A quick visit to the supermarket has at last made the lack of groceries apparent—at least where I normally go. The shelves are starting to look empty, products that were almost never unavailable now are. The just-in-time supply chain that was celebrated for its efficiency is showing us its downsides: stocks are few and far between. Yet, to chide a system that worked for us beautifully for over a decade just because it failed us in such an exceptional circumstance would be unwarranted. A lot of places around the world are undoubtedly worse off but this is no time for comparison. It is simply a case of the war coming too close to home for comfort.

As for the rest of the world, a few observations can be made: one, the discussion is moving from fighting COVID-19 (which our healthcare systems have slowly come to terms with) to dealing with the various implications of the nationwide lockdown. At this point, we will be better off erring on the side of caution and extending the lockdown but some governments may have other plans in mind. Two, the earth has promptly moved on: monsoon has set in and early this morning we had what I call level two showers (that is where, if you were driving, you would have to turn your windscreen wiper up to level two).

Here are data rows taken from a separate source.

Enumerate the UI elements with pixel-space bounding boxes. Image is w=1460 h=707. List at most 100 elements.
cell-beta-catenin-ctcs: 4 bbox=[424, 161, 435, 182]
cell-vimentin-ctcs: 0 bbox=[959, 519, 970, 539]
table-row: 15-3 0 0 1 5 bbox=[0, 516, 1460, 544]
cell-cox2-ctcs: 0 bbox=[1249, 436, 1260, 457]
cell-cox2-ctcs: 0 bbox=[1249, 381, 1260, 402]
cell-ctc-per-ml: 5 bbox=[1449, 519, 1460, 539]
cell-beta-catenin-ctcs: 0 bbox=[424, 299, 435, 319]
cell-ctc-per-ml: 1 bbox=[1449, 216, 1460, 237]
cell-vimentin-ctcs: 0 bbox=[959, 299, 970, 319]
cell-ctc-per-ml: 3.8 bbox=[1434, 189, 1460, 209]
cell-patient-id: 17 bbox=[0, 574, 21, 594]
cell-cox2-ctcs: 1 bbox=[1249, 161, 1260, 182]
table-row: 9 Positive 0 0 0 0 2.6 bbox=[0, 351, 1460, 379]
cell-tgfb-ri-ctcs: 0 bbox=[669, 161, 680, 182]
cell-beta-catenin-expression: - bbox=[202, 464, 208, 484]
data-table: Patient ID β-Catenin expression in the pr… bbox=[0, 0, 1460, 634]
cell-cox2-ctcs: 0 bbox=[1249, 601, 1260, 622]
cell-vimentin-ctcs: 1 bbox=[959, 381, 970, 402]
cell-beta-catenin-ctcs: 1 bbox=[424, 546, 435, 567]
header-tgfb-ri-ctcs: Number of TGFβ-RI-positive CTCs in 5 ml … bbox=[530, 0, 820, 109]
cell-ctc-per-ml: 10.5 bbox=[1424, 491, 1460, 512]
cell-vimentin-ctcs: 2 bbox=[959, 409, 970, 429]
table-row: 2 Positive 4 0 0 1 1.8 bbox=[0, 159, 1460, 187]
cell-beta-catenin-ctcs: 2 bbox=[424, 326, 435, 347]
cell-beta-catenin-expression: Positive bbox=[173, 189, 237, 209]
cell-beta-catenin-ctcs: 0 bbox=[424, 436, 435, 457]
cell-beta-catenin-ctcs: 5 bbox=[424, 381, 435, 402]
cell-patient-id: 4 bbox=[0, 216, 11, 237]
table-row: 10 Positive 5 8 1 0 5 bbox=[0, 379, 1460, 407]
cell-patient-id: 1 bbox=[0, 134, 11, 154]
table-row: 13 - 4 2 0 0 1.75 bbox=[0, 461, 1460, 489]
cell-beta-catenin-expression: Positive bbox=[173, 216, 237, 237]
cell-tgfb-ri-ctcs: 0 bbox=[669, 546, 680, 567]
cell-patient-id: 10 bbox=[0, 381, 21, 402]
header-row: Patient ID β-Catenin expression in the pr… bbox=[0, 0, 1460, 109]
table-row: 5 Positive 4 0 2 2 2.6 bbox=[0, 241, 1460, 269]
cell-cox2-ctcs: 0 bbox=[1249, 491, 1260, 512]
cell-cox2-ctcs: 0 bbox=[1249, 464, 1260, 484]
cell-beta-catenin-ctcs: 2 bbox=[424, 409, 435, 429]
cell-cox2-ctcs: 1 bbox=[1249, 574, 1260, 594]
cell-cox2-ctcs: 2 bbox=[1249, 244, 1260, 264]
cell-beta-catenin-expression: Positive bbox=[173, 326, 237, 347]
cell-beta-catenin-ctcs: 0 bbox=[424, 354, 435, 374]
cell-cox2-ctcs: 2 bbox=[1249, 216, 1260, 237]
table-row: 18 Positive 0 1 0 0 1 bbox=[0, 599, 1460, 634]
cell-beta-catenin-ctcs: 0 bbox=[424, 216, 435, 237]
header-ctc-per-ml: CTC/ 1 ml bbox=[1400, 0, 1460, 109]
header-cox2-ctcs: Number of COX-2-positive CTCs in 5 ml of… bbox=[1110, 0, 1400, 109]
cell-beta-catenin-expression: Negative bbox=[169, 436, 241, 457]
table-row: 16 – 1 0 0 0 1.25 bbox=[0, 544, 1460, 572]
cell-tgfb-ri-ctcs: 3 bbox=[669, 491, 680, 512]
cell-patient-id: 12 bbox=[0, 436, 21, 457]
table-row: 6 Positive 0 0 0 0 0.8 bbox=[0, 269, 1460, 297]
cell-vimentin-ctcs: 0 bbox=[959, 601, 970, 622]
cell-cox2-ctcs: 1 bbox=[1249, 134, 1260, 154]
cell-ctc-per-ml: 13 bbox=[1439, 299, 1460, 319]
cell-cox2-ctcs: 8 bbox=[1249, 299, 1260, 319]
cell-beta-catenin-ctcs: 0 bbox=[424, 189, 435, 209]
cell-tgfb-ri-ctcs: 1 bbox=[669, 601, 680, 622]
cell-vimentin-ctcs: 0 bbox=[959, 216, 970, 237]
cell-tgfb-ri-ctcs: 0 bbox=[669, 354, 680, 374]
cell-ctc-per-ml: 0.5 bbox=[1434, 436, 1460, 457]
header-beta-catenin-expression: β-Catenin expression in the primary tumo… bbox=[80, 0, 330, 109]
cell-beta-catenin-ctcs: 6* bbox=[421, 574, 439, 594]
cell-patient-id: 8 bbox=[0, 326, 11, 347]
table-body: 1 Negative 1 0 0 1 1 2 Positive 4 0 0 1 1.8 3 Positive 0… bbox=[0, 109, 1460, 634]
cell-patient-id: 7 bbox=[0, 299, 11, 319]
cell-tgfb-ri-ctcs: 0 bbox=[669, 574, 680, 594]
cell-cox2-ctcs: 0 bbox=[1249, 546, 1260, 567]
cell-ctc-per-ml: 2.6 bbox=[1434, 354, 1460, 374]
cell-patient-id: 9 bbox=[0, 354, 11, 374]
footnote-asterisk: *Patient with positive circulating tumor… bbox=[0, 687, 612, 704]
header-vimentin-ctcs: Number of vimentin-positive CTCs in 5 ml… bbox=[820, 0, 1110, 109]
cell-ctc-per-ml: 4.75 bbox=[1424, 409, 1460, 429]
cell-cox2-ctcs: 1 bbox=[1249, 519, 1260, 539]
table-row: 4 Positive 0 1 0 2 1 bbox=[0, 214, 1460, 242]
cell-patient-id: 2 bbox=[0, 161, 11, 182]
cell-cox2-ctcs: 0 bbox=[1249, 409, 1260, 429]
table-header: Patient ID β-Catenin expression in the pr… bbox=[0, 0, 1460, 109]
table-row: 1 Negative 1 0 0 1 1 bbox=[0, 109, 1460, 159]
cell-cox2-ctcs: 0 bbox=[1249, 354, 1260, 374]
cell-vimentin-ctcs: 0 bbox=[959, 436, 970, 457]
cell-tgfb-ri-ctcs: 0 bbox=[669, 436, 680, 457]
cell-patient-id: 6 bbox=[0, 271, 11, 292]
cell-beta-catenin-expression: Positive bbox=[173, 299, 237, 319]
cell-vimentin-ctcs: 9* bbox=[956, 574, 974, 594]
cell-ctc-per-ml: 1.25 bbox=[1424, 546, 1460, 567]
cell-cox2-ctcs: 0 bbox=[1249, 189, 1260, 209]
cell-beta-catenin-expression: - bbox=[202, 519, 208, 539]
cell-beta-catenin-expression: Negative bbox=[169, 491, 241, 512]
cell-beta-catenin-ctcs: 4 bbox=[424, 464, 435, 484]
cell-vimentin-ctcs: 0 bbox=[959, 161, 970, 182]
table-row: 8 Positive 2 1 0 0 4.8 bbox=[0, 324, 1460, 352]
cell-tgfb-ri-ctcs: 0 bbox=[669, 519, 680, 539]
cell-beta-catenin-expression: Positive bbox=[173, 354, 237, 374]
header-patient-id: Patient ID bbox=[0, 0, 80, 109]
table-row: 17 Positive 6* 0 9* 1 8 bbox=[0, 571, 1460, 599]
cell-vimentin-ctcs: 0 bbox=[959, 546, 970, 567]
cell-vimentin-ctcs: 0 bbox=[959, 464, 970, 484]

Finally, and perhaps most scarily, the events of the past month or so are slowly starting to feel like faded memories. The intensities of the struggles we faced as a civilisation early this year have become unusually hard to recall. The desperation that was all around us feels unreal—like it never happened. There is a sense of misleading calm and control, as though this was a phase that has finally passed us. I hope against hope that I am the only one feeling this way, but I doubt it. The implications of this can be staggering: we will not learn from the events of this year; we will repeat our mistakes again. It is ominous, nonetheless it is so.